Further testing in bsnes (where tens of millions of thread switches occur per second) reveals absolutely no observable difference in performance.

It's a fun idea to toy around with this, but in the end any of these methods are going to be almost identical. You might as well pick whichever you like and go with that.

One (but not both) of the coroutines need to do a return after invoking coro swap to see the advantage of avoiding the call, otherwise the additional call instruction is pretty much 0 cost.

Inline assembler does have another advantage though: you can use extended asm clobbers instead of saving registers manually. At the very least the compiler can do a better job of scheduling the instruction around (which is admittedly marginal on an OoO CPU), but in some cases (like this specific artificial test) can completely omit them. You should be able to see a coroutine jump every other cycle this way (i.e. the theoretical limit as most CPUs can only perform a taken jump that often).

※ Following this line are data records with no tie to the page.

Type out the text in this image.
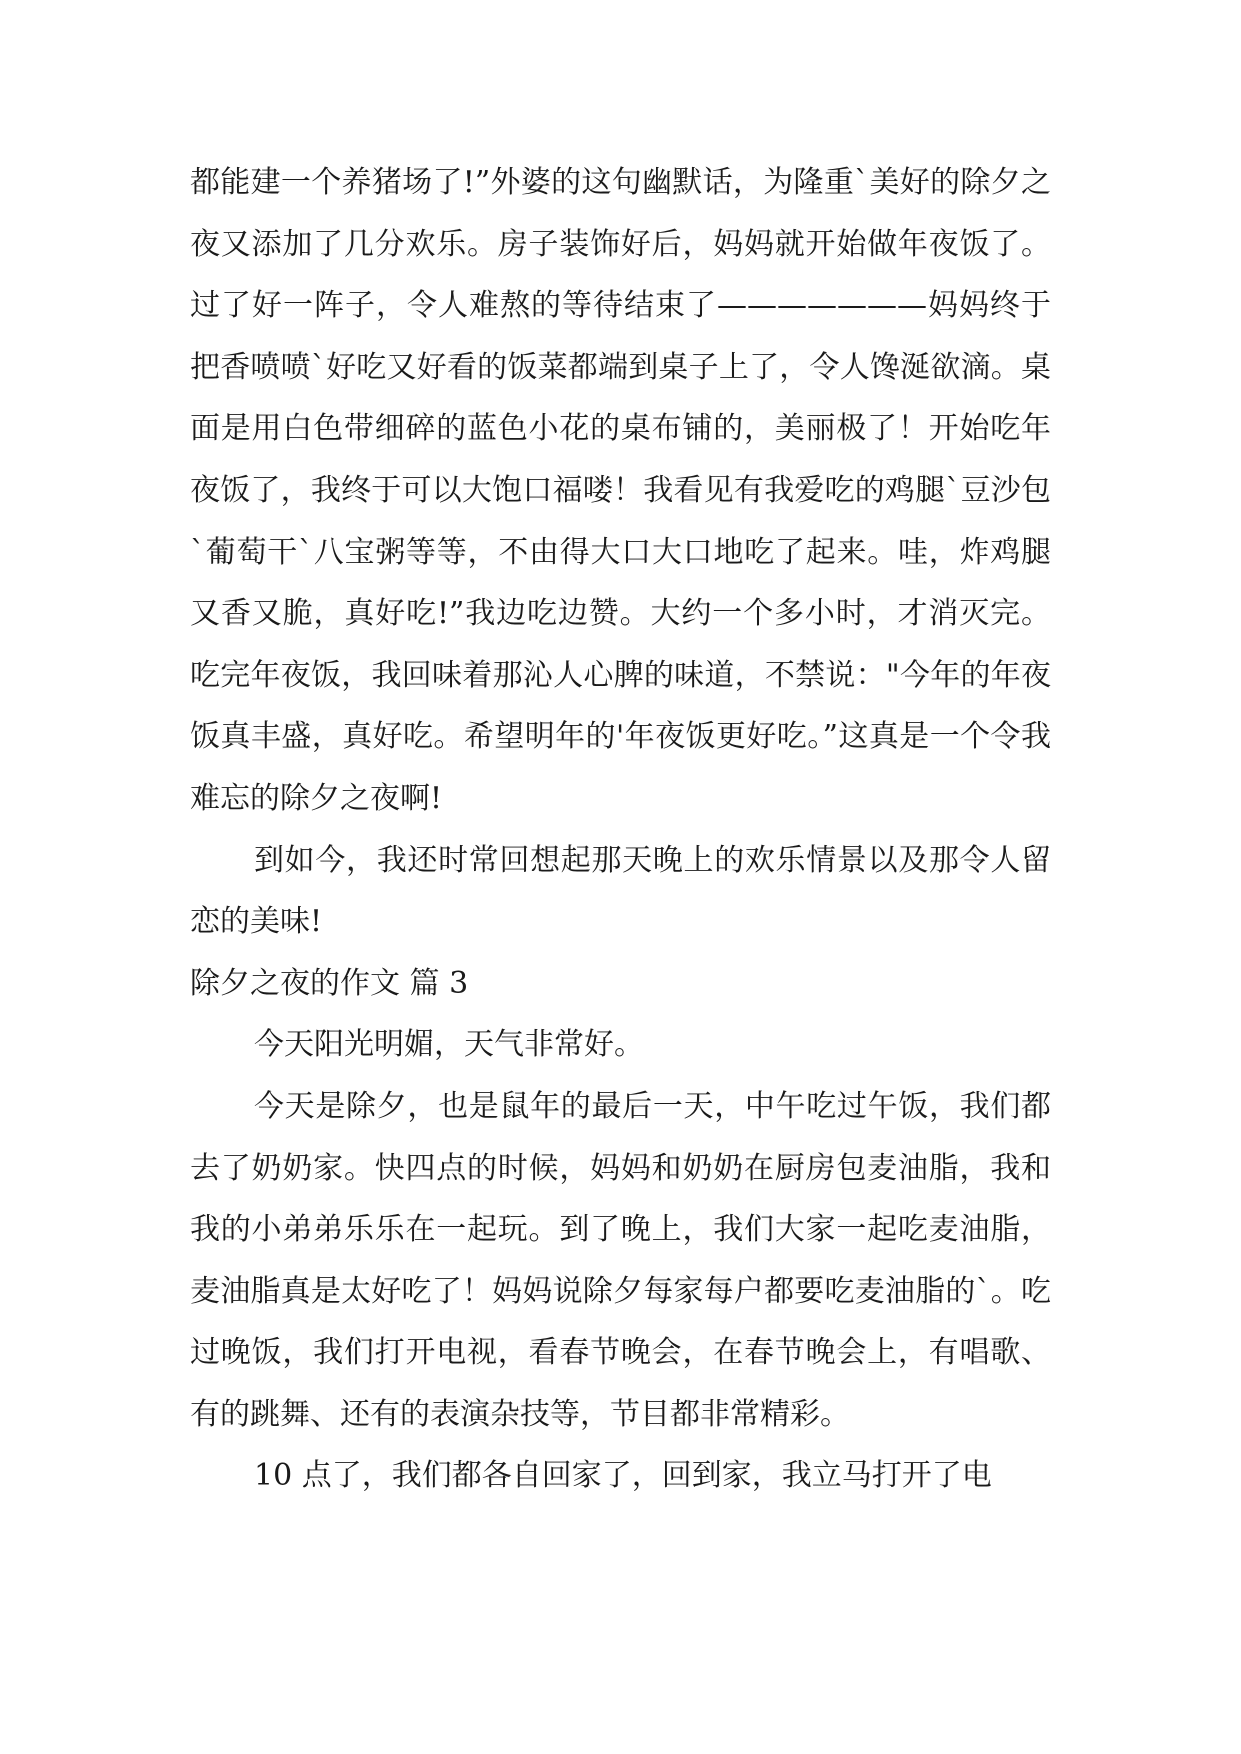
都能建一个养猪场了!”外婆的这句幽默话，为隆重`美好的除夕之夜又添加了几分欢乐。房子装饰好后，妈妈就开始做年夜饭了。过了好一阵子，令人难熬的等待结束了———————妈妈终于把香喷喷`好吃又好看的饭菜都端到桌子上了，令人馋涎欲滴。桌面是用白色带细碎的蓝色小花的桌布铺的，美丽极了！开始吃年夜饭了，我终于可以大饱口福喽！我看见有我爱吃的鸡腿`豆沙包`葡萄干`八宝粥等等，不由得大口大口地吃了起来。哇，炸鸡腿又香又脆，真好吃!”我边吃边赞。大约一个多小时，才消灭完。吃完年夜饭，我回味着那沁人心脾的味道，不禁说："今年的年夜饭真丰盛，真好吃。希望明年的'年夜饭更好吃。”这真是一个令我难忘的除夕之夜啊!

到如今，我还时常回想起那天晚上的欢乐情景以及那令人留恋的美味!

除夕之夜的作文 篇 3

今天阳光明媚，天气非常好。

今天是除夕，也是鼠年的最后一天，中午吃过午饭，我们都去了奶奶家。快四点的时候，妈妈和奶奶在厨房包麦油脂，我和我的小弟弟乐乐在一起玩。到了晚上，我们大家一起吃麦油脂，麦油脂真是太好吃了！妈妈说除夕每家每户都要吃麦油脂的`。吃过晚饭，我们打开电视，看春节晚会，在春节晚会上，有唱歌、有的跳舞、还有的表演杂技等，节目都非常精彩。

10 点了，我们都各自回家了，回到家，我立马打开了电
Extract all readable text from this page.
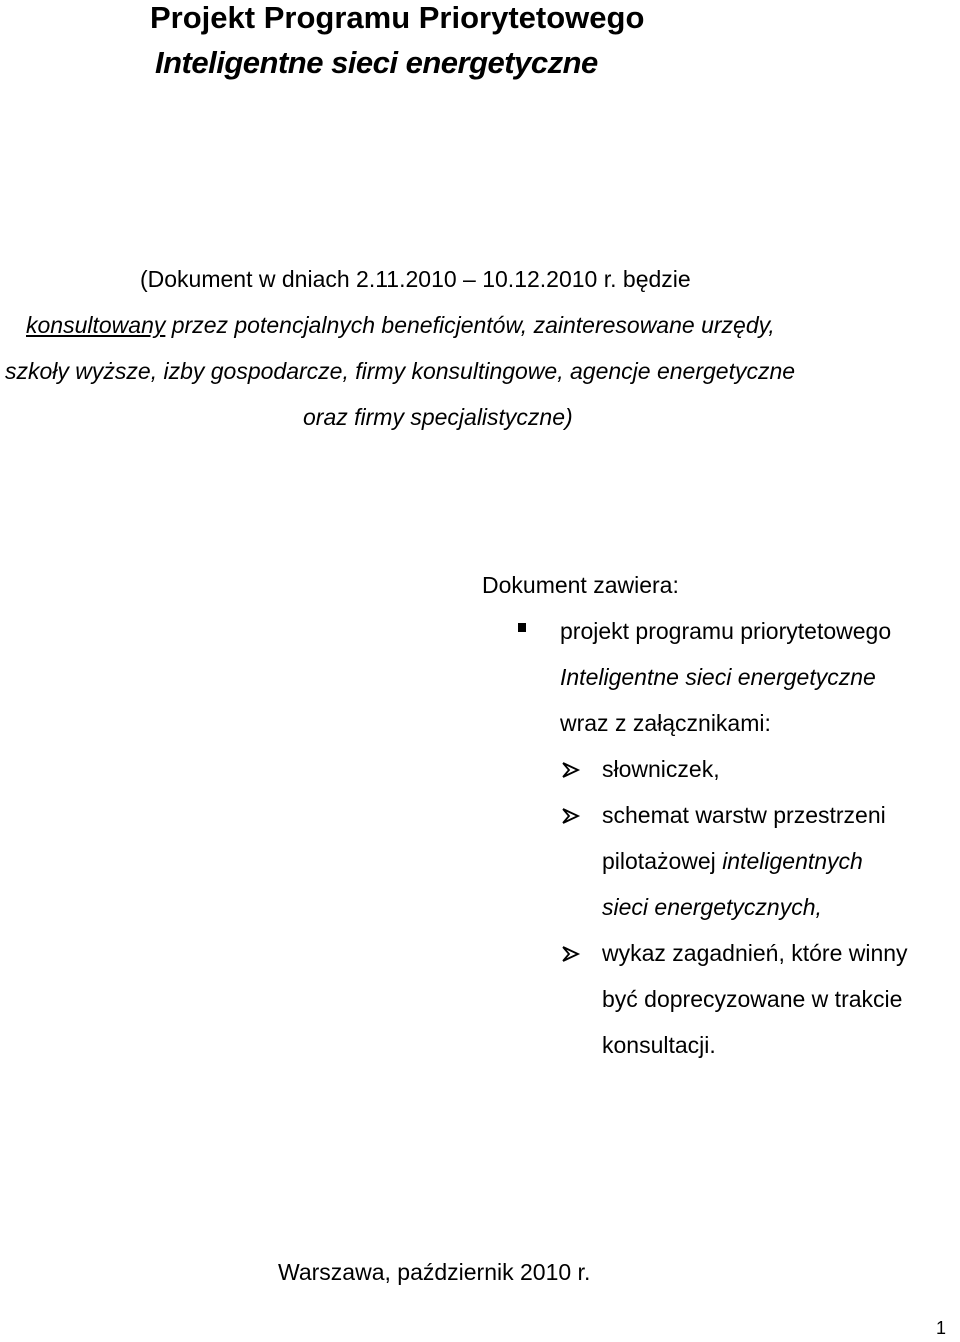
Projekt Programu Priorytetowego
Inteligentne sieci energetyczne
(Dokument w dniach 2.11.2010 – 10.12.2010 r. będzie
konsultowany przez potencjalnych beneficjentów, zainteresowane urzędy,
szkoły wyższe, izby gospodarcze, firmy konsultingowe, agencje energetyczne
oraz firmy specjalistyczne)
Dokument zawiera:
projekt programu priorytetowego
Inteligentne sieci energetyczne
wraz z załącznikami:
słowniczek,
schemat warstw przestrzeni
pilotażowej inteligentnych
sieci energetycznych,
wykaz zagadnień, które winny
być doprecyzowane w trakcie
konsultacji.
Warszawa, październik 2010 r.
1
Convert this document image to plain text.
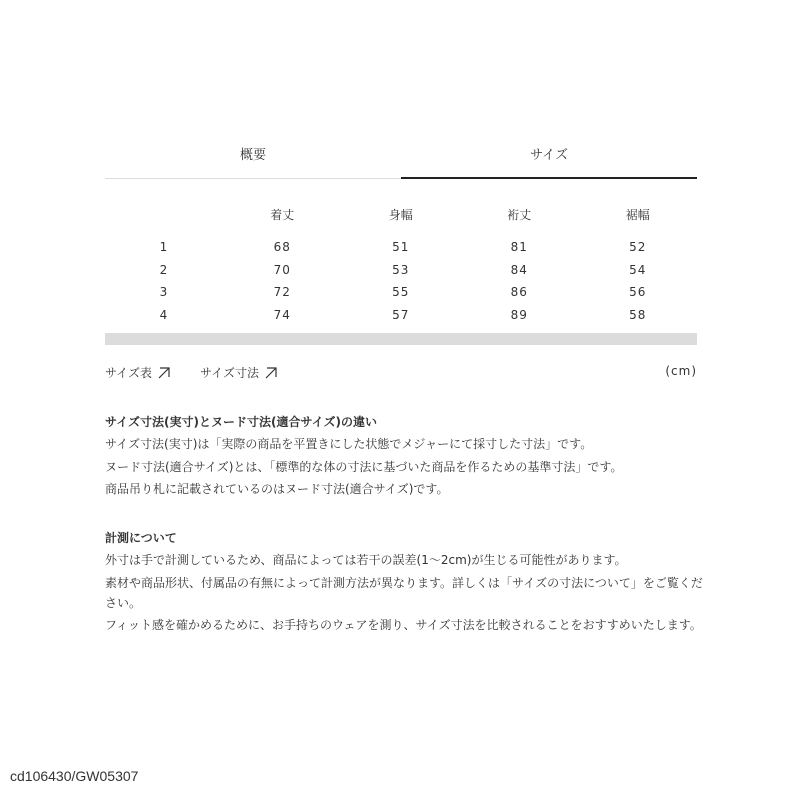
概要	サイズ
	着丈	身幅	裄丈	裾幅

1	68	51	81	52
2	70	53	84	54
3	72	55	86	56
4	74	57	89	58
サイズ表	サイズ寸法	(cm)

サイズ寸法(実寸)とヌード寸法(適合サイズ)の違い

サイズ寸法(実寸)は「実際の商品を平置きにした状態でメジャーにて採寸した寸法」です。

ヌード寸法(適合サイズ)とは、「標準的な体の寸法に基づいた商品を作るための基準寸法」です。

商品吊り札に記載されているのはヌード寸法(適合サイズ)です。

計測について

外寸は手で計測しているため、商品によっては若干の誤差(1〜2cm)が生じる可能性があります。

素材や商品形状、付属品の有無によって計測方法が異なります。詳しくは「サイズの寸法について」をご覧ください。

フィット感を確かめるために、お手持ちのウェアを測り、サイズ寸法を比較されることをおすすめいたします。

cd106430/GW05307
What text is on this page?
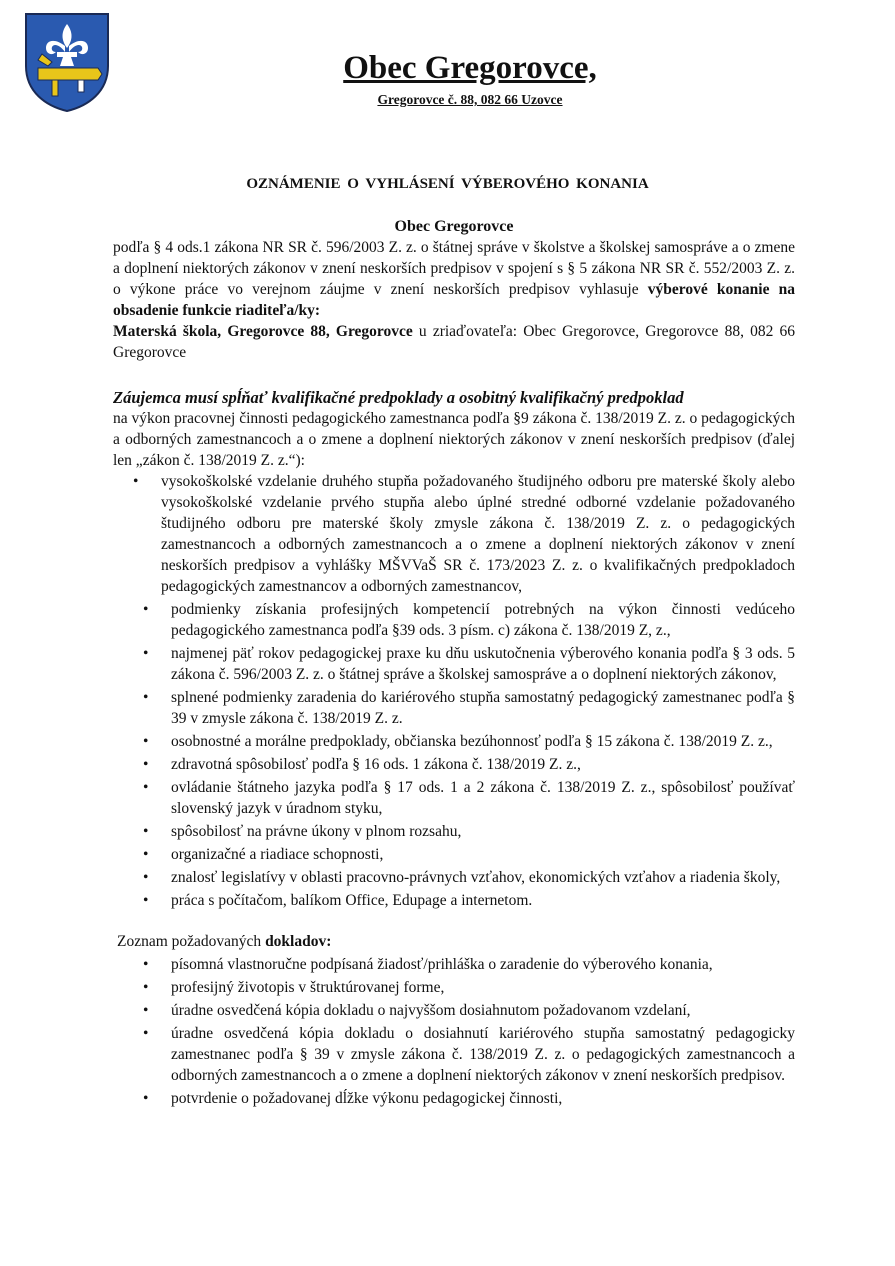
Obec Gregorovce,
Gregorovce č. 88, 082 66 Uzovce
OZNÁMENIE O VYHLÁSENÍ VÝBEROVÉHO KONANIA

Obec Gregorovce

podľa § 4 ods.1 zákona NR SR č. 596/2003 Z. z. o štátnej správe v školstve a školskej samospráve a o zmene a doplnení niektorých zákonov v znení neskorších predpisov v spojení s § 5 zákona NR SR č. 552/2003 Z. z. o výkone práce vo verejnom záujme v znení neskorších predpisov vyhlasuje výberové konanie na obsadenie funkcie riaditeľa/ky:
Materská škola, Gregorovce 88, Gregorovce u zriaďovateľa: Obec Gregorovce, Gregorovce 88, 082 66 Gregorovce

Záujemca musí spĺňať kvalifikačné predpoklady a osobitný kvalifikačný predpoklad

na výkon pracovnej činnosti pedagogického zamestnanca podľa §9 zákona č. 138/2019 Z. z. o pedagogických a odborných zamestnancoch a o zmene a doplnení niektorých zákonov v znení neskorších predpisov (ďalej len „zákon č. 138/2019 Z. z.“):

• vysokoškolské vzdelanie druhého stupňa požadovaného študijného odboru pre materské školy alebo vysokoškolské vzdelanie prvého stupňa alebo úplné stredné odborné vzdelanie požadovaného študijného odboru pre materské školy zmysle zákona č. 138/2019 Z. z. o pedagogických zamestnancoch a odborných zamestnancoch a o zmene a doplnení niektorých zákonov v znení neskorších predpisov a vyhlášky MŠVVaŠ SR č. 173/2023 Z. z. o kvalifikačných predpokladoch pedagogických zamestnancov a odborných zamestnancov,
• podmienky získania profesijných kompetencií potrebných na výkon činnosti vedúceho pedagogického zamestnanca podľa §39 ods. 3 písm. c) zákona č. 138/2019 Z, z.,
• najmenej päť rokov pedagogickej praxe ku dňu uskutočnenia výberového konania podľa § 3 ods. 5 zákona č. 596/2003 Z. z. o štátnej správe a školskej samospráve a o doplnení niektorých zákonov,
• splnené podmienky zaradenia do kariérového stupňa samostatný pedagogický zamestnanec podľa § 39 v zmysle zákona č. 138/2019 Z. z.
• osobnostné a morálne predpoklady, občianska bezúhonnosť podľa § 15 zákona č. 138/2019 Z. z.,
• zdravotná spôsobilosť podľa § 16 ods. 1 zákona č. 138/2019 Z. z.,
• ovládanie štátneho jazyka podľa § 17 ods. 1 a 2 zákona č. 138/2019 Z. z., spôsobilosť používať slovenský jazyk v úradnom styku,
• spôsobilosť na právne úkony v plnom rozsahu,
• organizačné a riadiace schopnosti,
• znalosť legislatívy v oblasti pracovno-právnych vzťahov, ekonomických vzťahov a riadenia školy,
• práca s počítačom, balíkom Office, Edupage a internetom.

Zoznam požadovaných dokladov:

• písomná vlastnoručne podpísaná žiadosť/prihláška o zaradenie do výberového konania,
• profesijný životopis v štruktúrovanej forme,
• úradne osvedčená kópia dokladu o najvyššom dosiahnutom požadovanom vzdelaní,
• úradne osvedčená kópia dokladu o dosiahnutí kariérového stupňa samostatný pedagogicky zamestnanec podľa § 39 v zmysle zákona č. 138/2019 Z. z. o pedagogických zamestnancoch a odborných zamestnancoch a o zmene a doplnení niektorých zákonov v znení neskorších predpisov.
• potvrdenie o požadovanej dĺžke výkonu pedagogickej činnosti,
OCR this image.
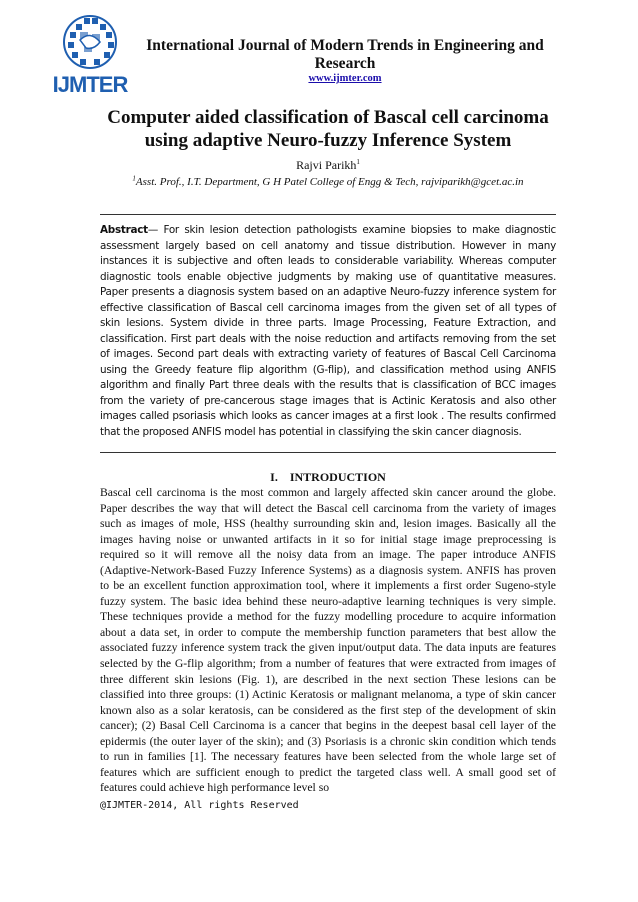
IJMTER
International Journal of Modern Trends in Engineering and Research
www.ijmter.com
Computer aided classification of Bascal cell carcinoma using adaptive Neuro-fuzzy Inference System
Rajvi Parikh$^1$
$^1$Asst. Prof., I.T. Department, G H Patel College of Engg & Tech, rajviparikh@gcet.ac.in

Abstract— For skin lesion detection pathologists examine biopsies to make diagnostic assessment largely based on cell anatomy and tissue distribution. However in many instances it is subjective and often leads to considerable variability. Whereas computer diagnostic tools enable objective judgments by making use of quantitative measures. Paper presents a diagnosis system based on an adaptive Neuro-fuzzy inference system for effective classification of Bascal cell carcinoma images from the given set of all types of skin lesions. System divide in three parts. Image Processing, Feature Extraction, and classification. First part deals with the noise reduction and artifacts removing from the set of images. Second part deals with extracting variety of features of Bascal Cell Carcinoma using the Greedy feature flip algorithm (G-flip), and classification method using ANFIS algorithm and finally Part three deals with the results that is classification of BCC images from the variety of pre-cancerous stage images that is Actinic Keratosis and also other images called psoriasis which looks as cancer images at a first look . The results confirmed that the proposed ANFIS model has potential in classifying the skin cancer diagnosis.

I. INTRODUCTION

Bascal cell carcinoma is the most common and largely affected skin cancer around the globe. Paper describes the way that will detect the Bascal cell carcinoma from the variety of images such as images of mole, HSS (healthy surrounding skin and, lesion images. Basically all the images having noise or unwanted artifacts in it so for initial stage image preprocessing is required so it will remove all the noisy data from an image. The paper introduce ANFIS (Adaptive-Network-Based Fuzzy Inference Systems) as a diagnosis system. ANFIS has proven to be an excellent function approximation tool, where it implements a first order Sugeno-style fuzzy system. The basic idea behind these neuro-adaptive learning techniques is very simple. These techniques provide a method for the fuzzy modelling procedure to acquire information about a data set, in order to compute the membership function parameters that best allow the associated fuzzy inference system track the given input/output data. The data inputs are features selected by the G-flip algorithm; from a number of features that were extracted from images of three different skin lesions (Fig. 1), are described in the next section These lesions can be classified into three groups: (1) Actinic Keratosis or malignant melanoma, a type of skin cancer known also as a solar keratosis, can be considered as the first step of the development of skin cancer); (2) Basal Cell Carcinoma is a cancer that begins in the deepest basal cell layer of the epidermis (the outer layer of the skin); and (3) Psoriasis is a chronic skin condition which tends to run in families [1]. The necessary features have been selected from the whole large set of features which are sufficient enough to predict the targeted class well. A small good set of features could achieve high performance level so

@IJMTER-2014, All rights Reserved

At the end of the day depends on what you are aiming for: if a task is doing some reasonable amount of work between coroutine jumps (i.e. 'just' light weight threads), the canonical implementation is perfectly fine. My end goal is to make coroutines usable as generators, so probably even inline assembler is not enough there as ideally you would like the compiler to optimize, inline and vectorize across coroutine calls.

Thanks for the detailed reply. It made me feel excited, and I want to benchmark the differences.

Where is your implementation?

User space stack switching libraries is kind of my hobby, so I have actually multiple ones:

// A more canonical implementation: https://github.com/gpderetta/libtask/blob/master/continuatio...

// Aggressively optimized: https://github.com/gpderetta/delimited/blob/master/delimited...